Idaho court tosses attorney general’s lawsuit

Initiative on state’s closed primary system is at issue

By Ian Max Stevenson, The Idaho Statesman
Published: August 16, 2024, 9:05pm

The Idaho Supreme Court on Tuesday dismissed a lawsuit Attorney General Raúl Labrador filed over an upcoming ballot initiative on Idaho’s closed primary system, concluding that it was too early to rule on the measure’s constitutionality.

The justices’ unanimous decision left the door open for Labrador to file another lawsuit in a lower court. The justices did not resolve the ethical question they raised on whether Labrador has a conflict of interest in suing a state official while his office also represents him in the same lawsuit.

Labrador last month sued Secretary of State Phil McGrane and a coalition of voters hoping to end the Republican Party’s closed primaries and implement ranked choice voting in general elections. Labrador argued that the proposed measure, set to go before voters in November, violated the Idaho Constitution, and he accused the organizers of misleading voters, rendering the tens of thousands of signatures they gathered void.

The court Tuesday delivered an opinion that dismissed both of Labrador’s arguments on procedural grounds. Justice Robyn M. Brody said the constitutional question would not be ready to review “unless and until” the ballot measure is approved in November.

She also said the Supreme Court was not the right venue to explore whether any signatures were improperly collected and that such a question must first be answered in lower courts. State law doesn’t give the secretary of state authority to determine whether signatures on an initiative petition are fraudulently collected, she said in the decision.

“The attorney general’s petition fundamentally misapprehends the role of this court under the Idaho Constitution and the role of the secretary of state under the initiative laws enacted by the Idaho Legislature,” Brody wrote.

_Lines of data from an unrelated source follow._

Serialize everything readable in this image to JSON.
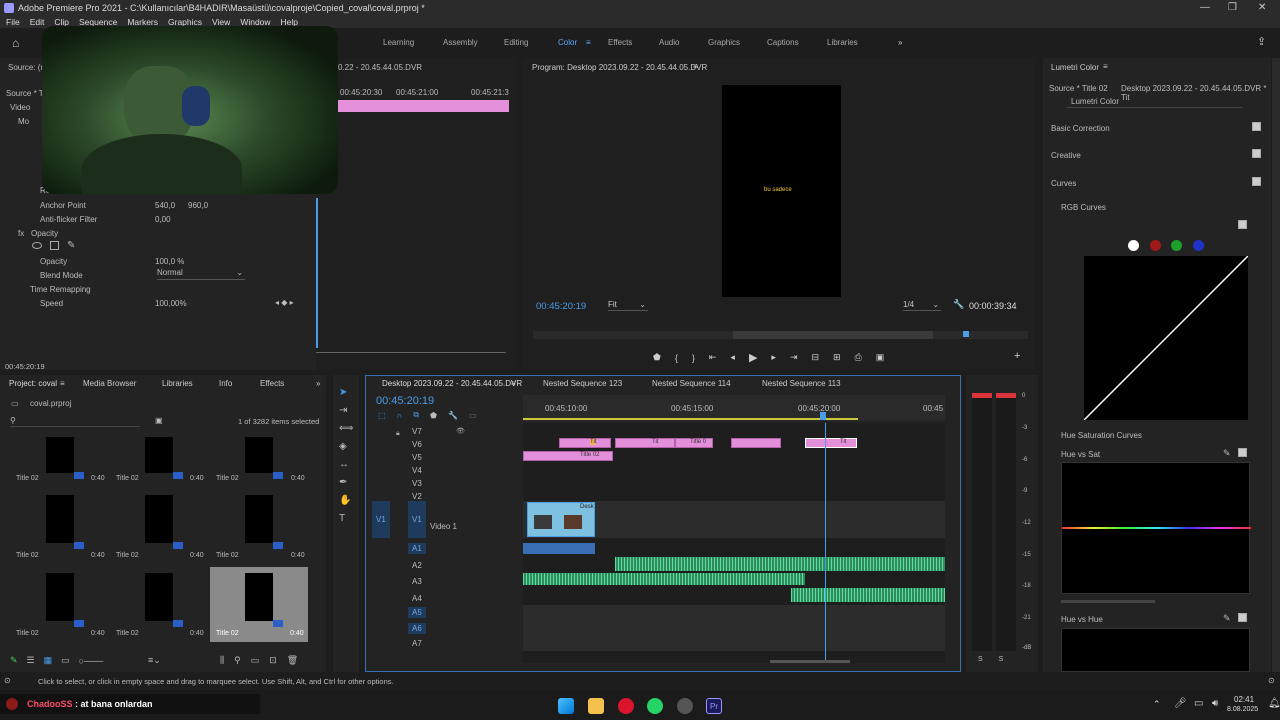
{
  "window": {
    "title": "Adobe Premiere Pro 2021 - C:\\Kullanıcılar\\B4HADIR\\Masaüstü\\covalproje\\Copied_coval\\coval.prproj *"
  },
  "menu": [
    "File",
    "Edit",
    "Clip",
    "Sequence",
    "Markers",
    "Graphics",
    "View",
    "Window",
    "Help"
  ],
  "workspaces": [
    "Learning",
    "Assembly",
    "Editing",
    "Color",
    "Effects",
    "Audio",
    "Graphics",
    "Captions",
    "Libraries"
  ],
  "effect_controls": {
    "source_short": "Source: (n",
    "source2": "Source * T",
    "video": "Video",
    "mo": "Mo",
    "rotation": "Rotation",
    "anchor_label": "Anchor Point",
    "anchor_x": "540,0",
    "anchor_y": "960,0",
    "antiflicker_label": "Anti-flicker Filter",
    "antiflicker_val": "0,00",
    "opacity_section": "Opacity",
    "opacity_label": "Opacity",
    "opacity_val": "100,0 %",
    "blend_label": "Blend Mode",
    "blend_val": "Normal",
    "timeremap": "Time Remapping",
    "speed_label": "Speed",
    "speed_val": "100,00%",
    "timecode": "00:45:20:19",
    "mini_tc1": "00:45:20:30",
    "mini_tc2": "00:45:21:00",
    "mini_tc3": "00:45:21:3",
    "mini_date": "0.22 - 20.45.44.05.DVR"
  },
  "program": {
    "title": "Program: Desktop 2023.09.22 - 20.45.44.05.DVR",
    "overlay": "bu sadece",
    "timecode": "00:45:20:19",
    "fit": "Fit",
    "scale": "1/4",
    "duration": "00:00:39:34"
  },
  "lumetri": {
    "title": "Lumetri Color",
    "source": "Source * Title 02",
    "seq": "Desktop 2023.09.22 - 20.45.44.05.DVR * Tit",
    "effect": "Lumetri Color",
    "sections": [
      "Basic Correction",
      "Creative",
      "Curves"
    ],
    "rgb_curves": "RGB Curves",
    "hue_sat_curves": "Hue Saturation Curves",
    "hue_vs_sat": "Hue vs Sat",
    "hue_vs_hue": "Hue vs Hue"
  },
  "project": {
    "tabs": [
      "Project: coval",
      "Media Browser",
      "Libraries",
      "Info",
      "Effects"
    ],
    "file": "coval.prproj",
    "count": "1 of 3282 items selected",
    "items": [
      {
        "name": "Title 02",
        "dur": "0:40"
      },
      {
        "name": "Title 02",
        "dur": "0:40"
      },
      {
        "name": "Title 02",
        "dur": "0:40"
      },
      {
        "name": "Title 02",
        "dur": "0:40"
      },
      {
        "name": "Title 02",
        "dur": "0:40"
      },
      {
        "name": "Title 02",
        "dur": "0:40"
      },
      {
        "name": "Title 02",
        "dur": "0:40"
      },
      {
        "name": "Title 02",
        "dur": "0:40"
      },
      {
        "name": "Title 02",
        "dur": "0:40"
      }
    ]
  },
  "timeline": {
    "tabs": [
      "Desktop 2023.09.22 - 20.45.44.05.DVR",
      "Nested Sequence 123",
      "Nested Sequence 114",
      "Nested Sequence 113"
    ],
    "timecode": "00:45:20:19",
    "ruler": [
      "00:45:10:00",
      "00:45:15:00",
      "00:45:20:00",
      "00:45"
    ],
    "video_tracks": [
      "V7",
      "V6",
      "V5",
      "V4",
      "V3",
      "V2",
      "V1"
    ],
    "audio_tracks": [
      "A1",
      "A2",
      "A3",
      "A4",
      "A5",
      "A6",
      "A7"
    ],
    "video1": "Video 1",
    "clip_title02": "Title 02",
    "clip_title0": "Title 0",
    "clip_tit": "Tit",
    "clip_desk": "Desk",
    "clip_tit2": "Tit"
  },
  "meters": [
    "0",
    "-3",
    "-6",
    "-9",
    "-12",
    "-15",
    "-18",
    "-21",
    "-dB"
  ],
  "meter_ss": "S S",
  "status": "Click to select, or click in empty space and drag to marquee select. Use Shift, Alt, and Ctrl for other options.",
  "chat": {
    "user": "ChadooSS",
    "msg": ": at bana onlardan"
  },
  "clock": {
    "time": "02:41",
    "date": "8.08.2025"
  }
}
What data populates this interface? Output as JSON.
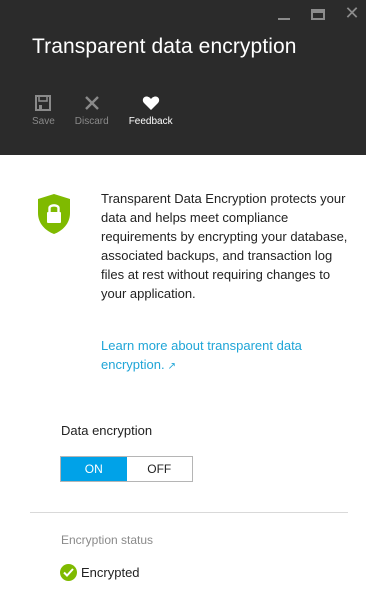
{
  "header": {
    "title": "Transparent data encryption",
    "window_controls": {
      "minimize_icon": "minimize-icon",
      "maximize_icon": "maximize-icon",
      "close_icon": "close-icon"
    },
    "toolbar": [
      {
        "label": "Save",
        "icon": "save-icon",
        "state": "disabled"
      },
      {
        "label": "Discard",
        "icon": "discard-icon",
        "state": "disabled"
      },
      {
        "label": "Feedback",
        "icon": "heart-icon",
        "state": "enabled"
      }
    ]
  },
  "main": {
    "shield_icon": "lock-shield-icon",
    "description": "Transparent Data Encryption protects your data and helps meet compliance requirements by encrypting your database, associated backups, and transaction log files at rest without requiring changes to your application.",
    "learn_more_link": "Learn more about transparent data encryption.",
    "data_encryption": {
      "label": "Data encryption",
      "options": [
        "ON",
        "OFF"
      ],
      "selected": "ON"
    },
    "encryption_status": {
      "label": "Encryption status",
      "value": "Encrypted",
      "icon": "check-circle-icon"
    }
  },
  "colors": {
    "header_bg": "#2b2b2b",
    "accent": "#00a2e8",
    "link": "#1fa5d7",
    "shield": "#7fba00",
    "success": "#7fba00"
  }
}
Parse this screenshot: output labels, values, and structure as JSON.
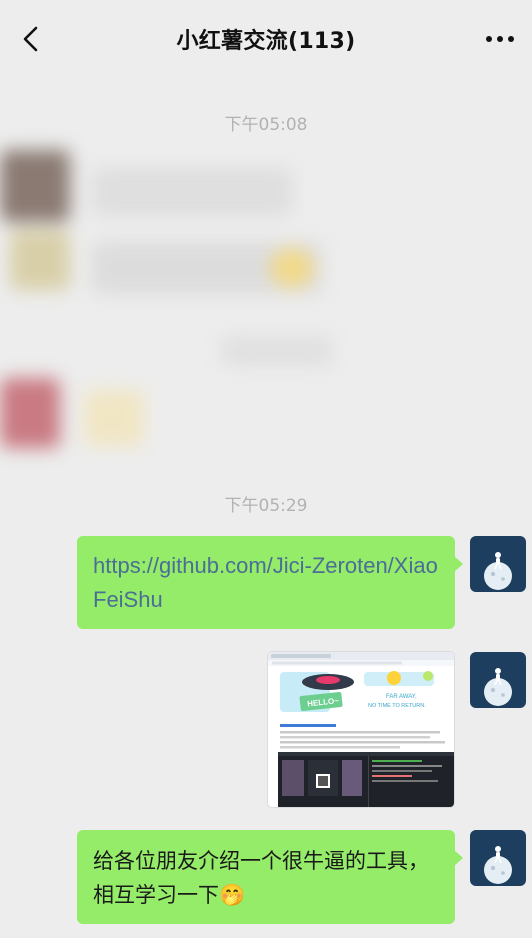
{
  "header": {
    "title": "小红薯交流(113)",
    "back_icon": "chevron-left-icon",
    "more_icon": "ellipsis-icon"
  },
  "timestamps": [
    "下午05:08",
    "下午05:29"
  ],
  "messages": [
    {
      "type": "text",
      "sender": "self",
      "text": "https://github.com/Jici-Zeroten/XiaoFeiShu"
    },
    {
      "type": "image",
      "sender": "self",
      "preview": {
        "banner_text_1": "HELLO~",
        "banner_text_2": "FAR AWAY,",
        "banner_text_3": "NO TIME TO RETURN."
      }
    },
    {
      "type": "text",
      "sender": "self",
      "text": "给各位朋友介绍一个很牛逼的工具，相互学习一下🤭"
    }
  ],
  "colors": {
    "background": "#ededed",
    "bubble_self": "#95ec69",
    "link": "#4b6e97",
    "timestamp": "#b2b2b2",
    "avatar": "#1d3e5e"
  }
}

The court’s ruling still allows Labrador to challenge the collected signatures in a lower court, or to challenge the initiative’s constitutionality after voters choose to make it law.

Volunteers for the coalition, Idahoans for Open Primaries, gathered nearly 75,000 verified signatures for a citizen-led initiative last month to place the measure on the general election ballot. Labrador accused the organizers of “deceptive practices” by focusing intentionally on eliminating the state’s closed primaries and not ranked choice voting.

The initiative’s organizers have denied Labrador’s allegations on misleading voters who signed the petition. Luke Mayville, the coalition’s spokesperson, called them a “political stunt.”